Each of the women interviewed in depth was asked to talk about her expenditure on entertainment. Their responses reveal the tight patterns of their expenditure and the energy that they have to put in to simply keeping the household going.

Carmen

"Entertain? Well, me love, we don't have no enjoyment. First of all, living without someone to cope and guide them there is no way you can have enjoyment because the time the children should be having enjoyment with them you have to think how to work, how they going to eat food tomorrow morning, how them going to wear clothes. So by the time you supposed to have enjoyment with them you tired."

Deula

"Entertainment? The children they entertain me a lot. I don't go out a lot. The children take a lot and I decide to really put in a lot with them. So all we do, we sit down and sometimes we play dominoes or read Bible stories, quote Scriptures or sing any little foolishness.
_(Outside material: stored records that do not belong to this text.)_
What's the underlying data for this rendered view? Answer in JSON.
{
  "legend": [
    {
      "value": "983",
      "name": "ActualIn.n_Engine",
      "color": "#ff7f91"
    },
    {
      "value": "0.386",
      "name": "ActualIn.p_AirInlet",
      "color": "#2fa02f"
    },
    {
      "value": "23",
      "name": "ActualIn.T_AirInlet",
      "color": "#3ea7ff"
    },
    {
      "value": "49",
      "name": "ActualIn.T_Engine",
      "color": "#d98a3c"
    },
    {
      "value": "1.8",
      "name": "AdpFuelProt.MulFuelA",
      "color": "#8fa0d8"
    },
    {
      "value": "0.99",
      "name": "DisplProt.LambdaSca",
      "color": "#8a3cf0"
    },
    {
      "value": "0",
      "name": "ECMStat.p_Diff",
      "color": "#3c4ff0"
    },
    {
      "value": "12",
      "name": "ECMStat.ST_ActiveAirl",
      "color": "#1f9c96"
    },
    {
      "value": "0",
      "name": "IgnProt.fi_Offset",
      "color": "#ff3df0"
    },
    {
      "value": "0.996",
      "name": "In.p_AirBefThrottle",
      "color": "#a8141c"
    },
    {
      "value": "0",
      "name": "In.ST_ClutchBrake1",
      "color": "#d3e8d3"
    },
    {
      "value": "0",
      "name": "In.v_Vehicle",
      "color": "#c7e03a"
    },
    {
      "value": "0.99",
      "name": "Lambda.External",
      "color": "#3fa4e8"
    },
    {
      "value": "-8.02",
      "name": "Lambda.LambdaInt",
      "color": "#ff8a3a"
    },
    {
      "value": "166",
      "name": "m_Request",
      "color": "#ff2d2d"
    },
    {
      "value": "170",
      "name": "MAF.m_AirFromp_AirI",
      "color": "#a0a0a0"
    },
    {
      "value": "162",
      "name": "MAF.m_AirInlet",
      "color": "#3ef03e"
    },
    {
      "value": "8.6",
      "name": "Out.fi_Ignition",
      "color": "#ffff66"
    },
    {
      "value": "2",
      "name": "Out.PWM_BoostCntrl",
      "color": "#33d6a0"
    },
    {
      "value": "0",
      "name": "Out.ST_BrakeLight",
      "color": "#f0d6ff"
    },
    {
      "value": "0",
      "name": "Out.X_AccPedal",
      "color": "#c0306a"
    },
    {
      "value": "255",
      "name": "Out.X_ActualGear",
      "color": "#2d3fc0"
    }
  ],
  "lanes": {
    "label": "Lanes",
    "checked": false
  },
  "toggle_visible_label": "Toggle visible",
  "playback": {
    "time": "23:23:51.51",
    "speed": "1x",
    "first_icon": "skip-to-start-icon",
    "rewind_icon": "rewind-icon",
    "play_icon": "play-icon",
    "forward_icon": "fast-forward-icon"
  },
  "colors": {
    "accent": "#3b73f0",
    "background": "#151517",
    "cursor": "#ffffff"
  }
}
They are the one who mostly go out and come in with the new style of rhythm and they come inside and we Deejay, according to them."

Icie

"I have a television for entertainment. We can't go out - too much worries. Sometimes the children go out but they don't stay out late."

Letty

Doesn't go out very much apart from to church.

 

Recommendations

1. Existing levels of expenditure on shelter should be carefully determined before public sector plans based on shelter investment by low-income households are made.

2. The relative benefits of food and shelter subsidies should be carefully weighed in the designing of interventions seeking to benefit low-income households in general and female-headed households in particular. Further research should be carried out on this question.

3. The investment priorities of low-income households should be researched prior to any assumptions being made by planners concerning the relative merit of direct investment in shelter by these households. For the poorest households improvement in income status has a higher priority than improvement in shelter status. Indeed improvement in income status is usually seen as the only way in which shelter can be upgraded in the long term. These priorities are particularly characteristic of female-headed households and should be incorporated into strategies aimed at upgrading low-income shelter.

4. Given that female heads of household in particular tend to prioritize expenditure on income-generating activities over expenditure on shelter it might appear logical to exclude such households from programmes focusing on direct shelter investment. However, the fact that the shelter situation of many female heads of household (particularly those that are renters) contributes directly to their poverty suggests that such a move would make it even more difficult for these households to escape the poverty trap in which they find themselves. Solutions that integrate income generation and shelter support are likely to be the solutions that will have the most positive impact and should receive much greater attention from both the public and voluntary sectors.

5. Information on benefits such as food stamps should be made available to female heads of household in a more effective manner, by means of appropriate media use (e.g., using radio programmes that are most popular with low-income women), and through churches, women's clubs and so on.